Türkiye ekonomisinin 2017 yılında sergilediği ve dünya ortalamasını oldukça geride bırakan yüksek büyüme performansı, iç talebin gerek tüketici gerekse yatırımcı kanadında kaydettiği güçlü toparlanmadan büyük destek aldı. Bunun yanı sıra, küresel ekonomide ve özellikle Avrupa ekonomisinde bu dönemde yaşanan canlanma, dış talep katkısının belirgin şekilde hissedildiği bir büyüme tablosu ortaya çıkardı.

Bu tablodan 2018 yılına dair başlıca çıkarım, iktisadi aktivitedeki hareketliliğin ve ortamdaki güvenin geri gelmiş olmasıdır.
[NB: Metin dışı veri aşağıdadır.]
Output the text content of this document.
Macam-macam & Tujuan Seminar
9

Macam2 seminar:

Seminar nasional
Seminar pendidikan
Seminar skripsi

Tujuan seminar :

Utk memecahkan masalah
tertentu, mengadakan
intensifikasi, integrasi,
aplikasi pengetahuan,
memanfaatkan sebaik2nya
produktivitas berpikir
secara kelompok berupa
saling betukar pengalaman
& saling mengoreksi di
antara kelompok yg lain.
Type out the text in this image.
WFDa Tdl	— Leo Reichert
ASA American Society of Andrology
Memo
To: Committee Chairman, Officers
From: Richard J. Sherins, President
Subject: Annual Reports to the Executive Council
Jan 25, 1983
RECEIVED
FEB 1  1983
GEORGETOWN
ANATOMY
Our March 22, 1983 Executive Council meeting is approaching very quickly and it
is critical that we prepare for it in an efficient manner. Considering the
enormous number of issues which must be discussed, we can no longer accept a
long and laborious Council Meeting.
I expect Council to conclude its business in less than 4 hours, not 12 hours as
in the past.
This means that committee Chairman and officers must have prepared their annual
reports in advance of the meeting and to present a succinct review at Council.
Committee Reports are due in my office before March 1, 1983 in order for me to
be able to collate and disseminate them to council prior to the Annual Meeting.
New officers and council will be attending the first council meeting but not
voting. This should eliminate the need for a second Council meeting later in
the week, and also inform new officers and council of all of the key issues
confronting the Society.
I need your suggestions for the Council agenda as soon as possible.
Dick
Nitekim büyümeyi destekleyici iç ve dış koşullar neticesinde, ekonomik oyuncular buna hızlı ve olumlu bir şekilde cevap vermiştir. Bu ortamda özellikle yatırımların yukarı yönlü bir gelişim sergilemesi, 2018’e dair kaliteli büyüme potansiyelini artırmaktadır. Özellikle Avrupa ve Ortadoğu pazarlarında beklenen canlılık da, ihracatın pozitif gelişimine katkıda bulunmayı sürdürecektir. İthalat tarafında da, talepteki gelişmeler ve petrol fiyatları dikkatle izlenecektir. Turizmde başlamış olan toparlanma ise, cari dengede görülebilecek aşağı yönlü gelişmeleri belli ölçüde kompanse edebilir.

İstihdamı desteklemeye devam

Öte yandan enflasyonun önümüzdeki yıl mücadele edilmesi gereken bir alan olacağı bilinmektedir. Bu çerçevede, Türkiye ekonomisinin sürdürülebilir bir başarı yakalaması adına, maliye politikası ile para politikasında uyumlu bir gidişat önemli maddelerden olacaktır. Ayrıca hükümetimizin işaret ettiği üzere, üretim ve istihdamı destekleyici arz yönlü politikaların devreye sokulması da ekonomimizin sağlam bir şekilde yola devam etmesi için mühim bir temel husus mahiyetindedir.

Tüm bunlara ek ve bağlantılı olarak, küresel finans piyasaları da yükselen bir ekonomi olan Türkiye için dikkatle izlenmesi gereken bir diğer kritik dinamik olacaktır. Zira gelişmiş ekonomilerin para politikalarındaki normalleşme süreci, finansman koşullarını ve piyasaları etkilemeyi sürdürecektir.